The trend is a reaction to dating apps, Susan Trombetti, a professional matchmaker and CEO of Exclusive Matchmaking, told The Independent.

“As singles navigate modern dating, Gen Z and millennials feel there are so many self-imposed pressures that they just want to go back to, ‘Let's see where this goes,’” said the relationship expert.

However, having the go-with-the-flow mentality could result in more confusion and disappointment throughout the relationship than expected. Here’s what the dating trend is and why it could and couldn’t be worth investing time in.

What is the ‘wildflowering’ dating trend?

Bumble appeared to coin the term last year, after research from the dating app found that nearly two in three singles in the U.K. felt more flirty in the springtime. More than half of the respondents also said their confidence levels increase during that season, encouraging them to prioritize fun over fear when meeting with new people.

“The longer days and warmer weather lift our energy levels, making us feel more open, playful and ready to make a move,” Bumble’s sexologist, Chantelle Otten, told Stylist in 2025. “‘Wildflowering’ captures that perfectly — it’s about dating freely and on your own terms, embracing spontaneity and seeing where new connections might lead. It’s more than just a fun phrase — it reflects a real psychological reset that happens as we step into this brighter, lighter season.”

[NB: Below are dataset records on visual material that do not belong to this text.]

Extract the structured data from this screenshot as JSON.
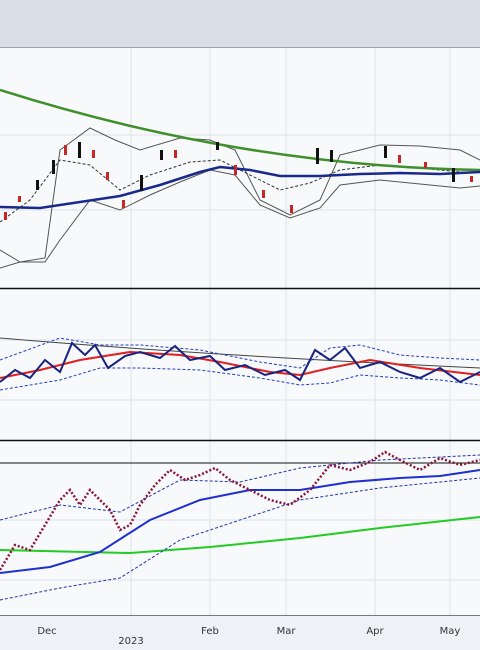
{
  "x_axis": {
    "labels": [
      "Dec",
      "Feb",
      "Mar",
      "Apr",
      "May"
    ],
    "year": "2023"
  }
}
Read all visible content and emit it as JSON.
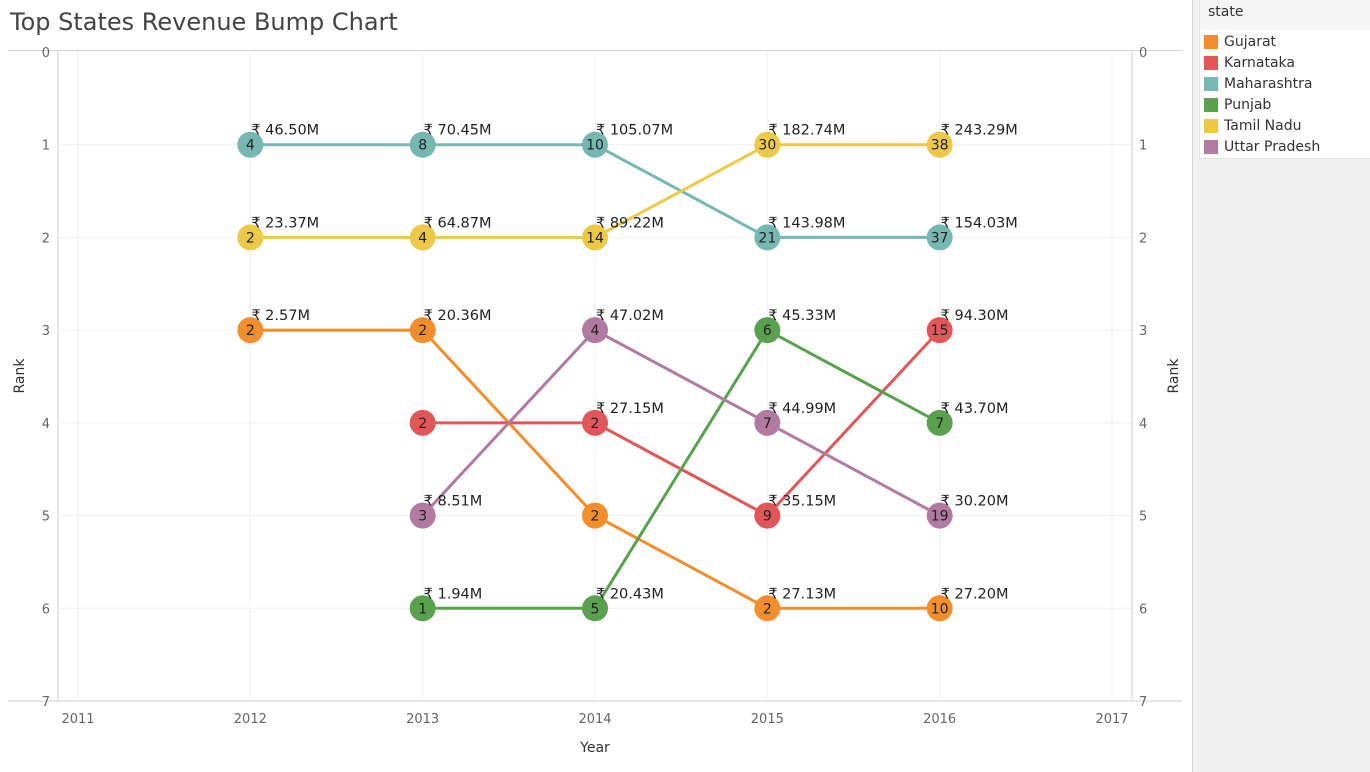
{
  "title": "Top States Revenue Bump Chart",
  "legend": {
    "title": "state",
    "items": [
      {
        "label": "Gujarat",
        "color": "#f28e2b"
      },
      {
        "label": "Karnataka",
        "color": "#e15759"
      },
      {
        "label": "Maharashtra",
        "color": "#76b7b2"
      },
      {
        "label": "Punjab",
        "color": "#59a14f"
      },
      {
        "label": "Tamil Nadu",
        "color": "#edc948"
      },
      {
        "label": "Uttar Pradesh",
        "color": "#b07aa1"
      }
    ]
  },
  "chart_data": {
    "type": "line",
    "xlabel": "Year",
    "ylabel": "Rank",
    "xlim": [
      2011,
      2017
    ],
    "ylim": [
      0,
      7
    ],
    "y_reversed": true,
    "dual_y_axis": true,
    "x_ticks": [
      "2011",
      "2012",
      "2013",
      "2014",
      "2015",
      "2016",
      "2017"
    ],
    "y_ticks": [
      "0",
      "1",
      "2",
      "3",
      "4",
      "5",
      "6",
      "7"
    ],
    "grid": true,
    "legend_position": "right",
    "series": [
      {
        "name": "Gujarat",
        "points": [
          {
            "x": 2012,
            "rank": 3,
            "count": "2",
            "revenue": "₹ 2.57M"
          },
          {
            "x": 2013,
            "rank": 3,
            "count": "2",
            "revenue": "₹ 20.36M"
          },
          {
            "x": 2014,
            "rank": 5,
            "count": "2",
            "revenue": ""
          },
          {
            "x": 2015,
            "rank": 6,
            "count": "2",
            "revenue": "₹ 27.13M"
          },
          {
            "x": 2016,
            "rank": 6,
            "count": "10",
            "revenue": "₹ 27.20M"
          }
        ]
      },
      {
        "name": "Karnataka",
        "points": [
          {
            "x": 2013,
            "rank": 4,
            "count": "2",
            "revenue": ""
          },
          {
            "x": 2014,
            "rank": 4,
            "count": "2",
            "revenue": "₹ 27.15M"
          },
          {
            "x": 2015,
            "rank": 5,
            "count": "9",
            "revenue": "₹ 35.15M"
          },
          {
            "x": 2016,
            "rank": 3,
            "count": "15",
            "revenue": "₹ 94.30M"
          }
        ]
      },
      {
        "name": "Maharashtra",
        "points": [
          {
            "x": 2012,
            "rank": 1,
            "count": "4",
            "revenue": "₹ 46.50M"
          },
          {
            "x": 2013,
            "rank": 1,
            "count": "8",
            "revenue": "₹ 70.45M"
          },
          {
            "x": 2014,
            "rank": 1,
            "count": "10",
            "revenue": "₹ 105.07M"
          },
          {
            "x": 2015,
            "rank": 2,
            "count": "21",
            "revenue": "₹ 143.98M"
          },
          {
            "x": 2016,
            "rank": 2,
            "count": "37",
            "revenue": "₹ 154.03M"
          }
        ]
      },
      {
        "name": "Punjab",
        "points": [
          {
            "x": 2013,
            "rank": 6,
            "count": "1",
            "revenue": "₹ 1.94M"
          },
          {
            "x": 2014,
            "rank": 6,
            "count": "5",
            "revenue": "₹ 20.43M"
          },
          {
            "x": 2015,
            "rank": 3,
            "count": "6",
            "revenue": "₹ 45.33M"
          },
          {
            "x": 2016,
            "rank": 4,
            "count": "7",
            "revenue": "₹ 43.70M"
          }
        ]
      },
      {
        "name": "Tamil Nadu",
        "points": [
          {
            "x": 2012,
            "rank": 2,
            "count": "2",
            "revenue": "₹ 23.37M"
          },
          {
            "x": 2013,
            "rank": 2,
            "count": "4",
            "revenue": "₹ 64.87M"
          },
          {
            "x": 2014,
            "rank": 2,
            "count": "14",
            "revenue": "₹ 89.22M"
          },
          {
            "x": 2015,
            "rank": 1,
            "count": "30",
            "revenue": "₹ 182.74M"
          },
          {
            "x": 2016,
            "rank": 1,
            "count": "38",
            "revenue": "₹ 243.29M"
          }
        ]
      },
      {
        "name": "Uttar Pradesh",
        "points": [
          {
            "x": 2013,
            "rank": 5,
            "count": "3",
            "revenue": "₹ 8.51M"
          },
          {
            "x": 2014,
            "rank": 3,
            "count": "4",
            "revenue": "₹ 47.02M"
          },
          {
            "x": 2015,
            "rank": 4,
            "count": "7",
            "revenue": "₹ 44.99M"
          },
          {
            "x": 2016,
            "rank": 5,
            "count": "19",
            "revenue": "₹ 30.20M"
          }
        ]
      }
    ]
  }
}
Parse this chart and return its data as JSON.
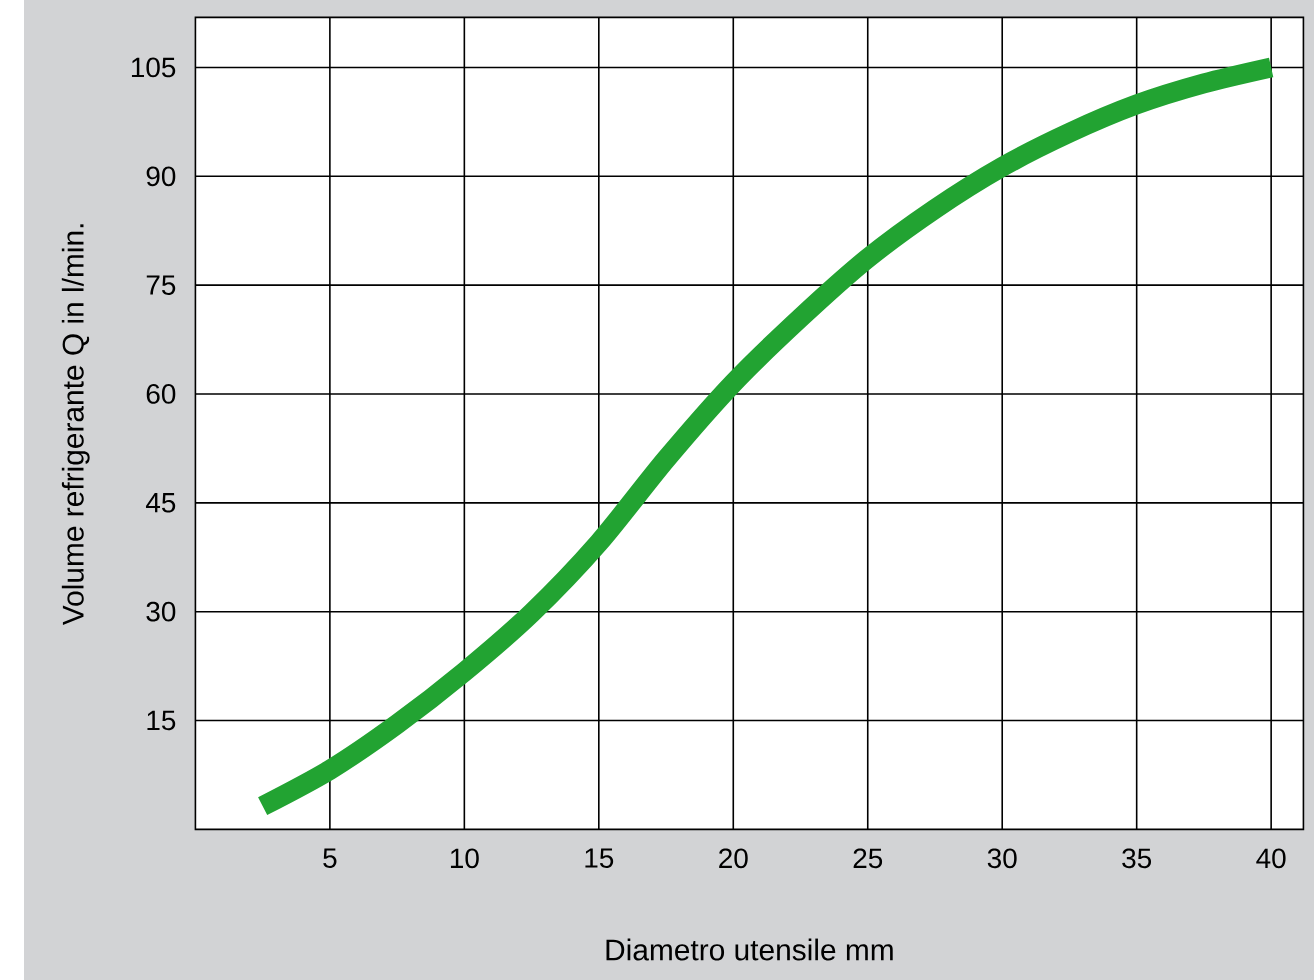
{
  "chart_data": {
    "type": "line",
    "xlabel": "Diametro utensile mm",
    "ylabel": "Volume refrigerante Q in l/min.",
    "x": [
      2.5,
      5,
      7.5,
      10,
      12.5,
      15,
      17.5,
      20,
      22.5,
      25,
      27.5,
      30,
      32.5,
      35,
      37.5,
      40
    ],
    "series": [
      {
        "color": "#22a332",
        "values": [
          3.2,
          8.2,
          14.5,
          21.7,
          29.8,
          39.5,
          51,
          61.5,
          70.5,
          78.7,
          85.5,
          91.3,
          96,
          99.9,
          102.8,
          105
        ]
      }
    ],
    "xlim": [
      0,
      41.2
    ],
    "ylim": [
      0,
      111.9
    ],
    "xticks": [
      5,
      10,
      15,
      20,
      25,
      30,
      35,
      40
    ],
    "yticks": [
      15,
      30,
      45,
      60,
      75,
      90,
      105
    ],
    "grid": true,
    "marker": "none",
    "line_style": "solid"
  }
}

According to Trombetti, the trend urges young people to avoid thinking about labels right away and just enjoy their time with the person they’re with.

“Stay open, be curious about them, and see how it feels as opposed to looking for another person on the app. Don't rush to define the relationship too soon, and allow chemistry and attraction to develop,” she said.

What are the benefits of “wildflowering”?

Everyone has their own wants and needs when dating, and in some ways, “wildflowering” can help meet those. Karen Stewart, PsyD, a clinical psychologist specializing in sex and relationship therapy, told The Independent that certain personality types could benefit from this mindset, as long as they’re upfront about it.

“For instance, insecure or avoidant attachment styles in dating can thrive in this environment. They can take relationships very slowly, without commitments, to see what they truly want,” she said.

April Davis, relationship expert and founder of Luma Luxury Matchmaking, also said that “wildflowering” can help singles maintain an open mind in the dating scene, especially if that’s something they’ve struggled with.

“Tons of singles go into first dates already trying to figure out if the person is ‘life partner material’ or checks all of their boxes. It makes dating feel more like an interview than a chance for real connection,” she explained to The Independent. “Connection builds over time, and you can miss that if you’re too quick to rule someone out.”

What are the downsides of “wildflowering?

Experts have said that the dating trend could still result in ‘disappointment’ and ‘hurt feelings’ in a relationship (Getty Images)
Experts have said that the dating trend could still result in ‘disappointment’ and ‘hurt feelings’ in a relationship (Getty Images)

“Wildflowering” isn’t necessarily the recommended dating approach for everyone, and it doesn’t come without risks. Trombetti said the trend can make singles feel confused about where they stand with the person they’re dating.

“These relationships can have mismatched ideas on where it's going, leading to a lack of commitment for some and a bad experience. Usually, when you hear someone say ‘Let's see where it goes,’ it's someone who doesn't want to commit. You have to take the good with the bad,” she said.

Stewart added about the trend: “This can lead to disappointment, hurt feelings, or even people wasting their time getting to know someone when their true intentions were not met or expressed.”